Let's talk about drugs: Entrepreneurs who experimented with nootropics (modafinil, paracetam, etc.), psychedelics (mushrooms, LSD, etc.) and more - have they helped you or hurt you?

Hmm, I quite like drugs and do think they can be used with a net benefit. I secretly think any adult would be better off having a strong mushroom trip. Though obviously drugs can be the subject of an addiction - which is often detrimental to starting and running a business. I will give my experience and thoughts on psychedelics, since they are what I know best.

Introspective and meditative use of psychedelics can provide the user with powerful, objective, self-knowledge.

The first time I took a psychedelic was psilocybin mushrooms in a casino when I was 19. Just for a bit of context, up to that point in my life I saw no reason to try in school or to go to university. I didn't care about my future and I never thought about it. I had a basic job that I hated and was saving to buy an old japanese car. That was my goal, the car.

I ate a bunch of mushroom power capsules, it was supposedly about 3.5 grams but from subsequent mushroom trips I would guess it was closer to 2g. Down in the casino I didn't bet, drink or talk, just observed really. I couldn't explain how I felt at the time but in reflection it was like I was free of my ego for the first time. This mask I had built to withstand the pangs of teenage life had lifted and I was viewing life as it was. All my teenage angst and fear was removed temporarily - as if to show me how I could be.

I quickly got on with living the next day, I had a music festival to go to. I hadn't given myself the time to stop and think of what I'd just experienced.

Months later I had been thinking about life. Thinking about how I fit in, who and what I am. I had bought a bunch of books on eastern philosophy and spirituality, I was so open to the world for the first time. I began to meditate and think. I read the ideas on all the great philosophers and probed the minds of anyone who I thought understand what was going on. I felt that I was absorbing information and creating a real understanding of myself and the world for the first time. I felt smart, like I could know anything that another man could know. I enrolled in university, to study financial planning, economics and investment, I rationalised this decision based on the fact that it would make me money. I still expected no joy from work.

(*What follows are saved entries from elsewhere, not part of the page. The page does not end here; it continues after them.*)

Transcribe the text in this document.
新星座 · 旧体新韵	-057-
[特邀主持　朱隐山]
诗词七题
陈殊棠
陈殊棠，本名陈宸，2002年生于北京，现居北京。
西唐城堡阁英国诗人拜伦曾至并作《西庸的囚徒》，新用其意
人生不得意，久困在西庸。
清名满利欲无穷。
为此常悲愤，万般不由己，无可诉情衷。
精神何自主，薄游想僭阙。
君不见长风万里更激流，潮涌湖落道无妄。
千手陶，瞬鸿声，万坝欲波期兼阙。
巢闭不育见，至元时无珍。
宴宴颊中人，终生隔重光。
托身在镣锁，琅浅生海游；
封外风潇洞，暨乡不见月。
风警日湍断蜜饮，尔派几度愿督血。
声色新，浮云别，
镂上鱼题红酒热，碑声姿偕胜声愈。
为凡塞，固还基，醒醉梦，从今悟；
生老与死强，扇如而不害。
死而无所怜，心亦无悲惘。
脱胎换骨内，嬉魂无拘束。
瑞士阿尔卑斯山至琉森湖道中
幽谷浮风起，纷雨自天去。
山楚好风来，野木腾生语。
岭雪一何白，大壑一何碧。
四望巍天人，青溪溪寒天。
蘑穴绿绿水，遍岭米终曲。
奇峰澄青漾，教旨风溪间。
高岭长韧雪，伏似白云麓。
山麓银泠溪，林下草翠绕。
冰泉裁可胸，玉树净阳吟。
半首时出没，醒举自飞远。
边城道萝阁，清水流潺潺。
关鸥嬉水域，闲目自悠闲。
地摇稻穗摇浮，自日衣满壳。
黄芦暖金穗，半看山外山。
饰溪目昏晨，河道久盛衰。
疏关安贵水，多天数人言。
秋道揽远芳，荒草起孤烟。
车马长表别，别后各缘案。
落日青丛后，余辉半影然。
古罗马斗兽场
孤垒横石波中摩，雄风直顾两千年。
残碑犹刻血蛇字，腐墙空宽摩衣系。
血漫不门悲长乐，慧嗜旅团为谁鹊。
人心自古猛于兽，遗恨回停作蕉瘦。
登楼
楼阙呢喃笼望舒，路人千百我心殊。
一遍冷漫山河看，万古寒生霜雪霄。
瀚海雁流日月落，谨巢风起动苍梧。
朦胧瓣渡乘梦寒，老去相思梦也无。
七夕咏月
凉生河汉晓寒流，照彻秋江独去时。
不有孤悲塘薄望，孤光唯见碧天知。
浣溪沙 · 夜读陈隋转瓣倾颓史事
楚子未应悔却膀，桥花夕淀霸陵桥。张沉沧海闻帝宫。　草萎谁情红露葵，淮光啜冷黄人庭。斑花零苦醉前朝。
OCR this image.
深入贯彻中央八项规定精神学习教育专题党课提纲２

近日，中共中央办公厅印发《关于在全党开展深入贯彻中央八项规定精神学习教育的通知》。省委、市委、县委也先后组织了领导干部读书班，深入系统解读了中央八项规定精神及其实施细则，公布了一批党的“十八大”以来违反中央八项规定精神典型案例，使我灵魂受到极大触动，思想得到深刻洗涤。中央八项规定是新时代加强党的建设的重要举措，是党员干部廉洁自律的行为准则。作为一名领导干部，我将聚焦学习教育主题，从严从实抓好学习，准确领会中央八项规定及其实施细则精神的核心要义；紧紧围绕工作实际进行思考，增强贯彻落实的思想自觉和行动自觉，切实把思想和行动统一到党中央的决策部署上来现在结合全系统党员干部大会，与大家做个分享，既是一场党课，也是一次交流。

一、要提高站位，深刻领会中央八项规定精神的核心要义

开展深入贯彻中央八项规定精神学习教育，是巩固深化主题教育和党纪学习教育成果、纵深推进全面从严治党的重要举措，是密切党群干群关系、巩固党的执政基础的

At this point I was struggling with the idea that a drug may have produced the most profound and positive change in my life's path. I thought about my trajectory plotted over a chart, "surely now I am aiming far higher than I was before" I thought, "and even if I fail, and fall short of my goals, I will have learned". At this point I was full of confidence and vigor, I knew it in myself that if I worked hard I could achieve my goals.

I was still intrigued by psychedelics and wanted to try mushrooms alone and in nature. It seemed I would understand more in this environment. I ingested 3.5g of dried mushrooms and tried to calm myself for what was to come. After about 40 minutes of games and music I felt nothing. I sat and meditated, each breath I felt my body calm, waves of energy flowed from the top of my head to where I sat. It was odd, I got the same feeling when I meditated usually, but the feeling was usually fleeting. But now each wave grew bigger and more obvious. I was in 'psychedelic space' for a 2 hours, just sitting, alert by completely inside my head. Imagery was projected into my mind's eye as associated with thoughts. I remember red tendrils of light reaching into the middle of my minds black canvas when my thoughts turned to an act of sexual abuse from my childhood, it was something I hadn't thought about in years. I guess this is what trauma is? I don't know, I never felt as if it affected me. In any case, I relived the whole event, in incredible detail, but from the perspective of something that wasn't me. It was like a lucid dream of a real event in my life. I experienced it again but it with compassion and pity for the perpetrator. Immediately after that thought was complete glorious blue and white light shone through a great wave of pleasure ran through my body, I was ecstatic. I sat for a while longer and enjoyed the seemingly infinite access I had to my knowledge. Facts and concepts combined within my mind without direction to form understandings and ideas. I can only analogise this with the part in The Matrix where Neo asks for guns..

Anyway, I've done psychedelics since and always find something different. Once I took mushrooms and sat on a quiet beach under the moon. I got lost in a train of thought that took me right to the essence of the universe. From their my mind took me through different levels of 'what I know' to rebuild reality. All the essential bits were explained from the bottom up. The infinite space and mass of the universe, the dynamics of our world and solar system, life on earth in all its forms, human life and society and finally my friends, family and self. All explained internally more eloquently and succinctly than I ever could externally.

Much of what I wrote are personal accounts and probably uninteresting to people. I take modafinil and weed irregularly and i'm working on a business - probably should have gone into those more. Though I think psychedelics can be profoundly beneficial for entrepreneurs and anyone really. And the stats agree, check out MAPS and the research of psychedelics, there's some strong data for one-time use life benefits. It's just mind-opening stuff.

If I could give any advice to anyone thinking of doing psychedelics it would be to just let go.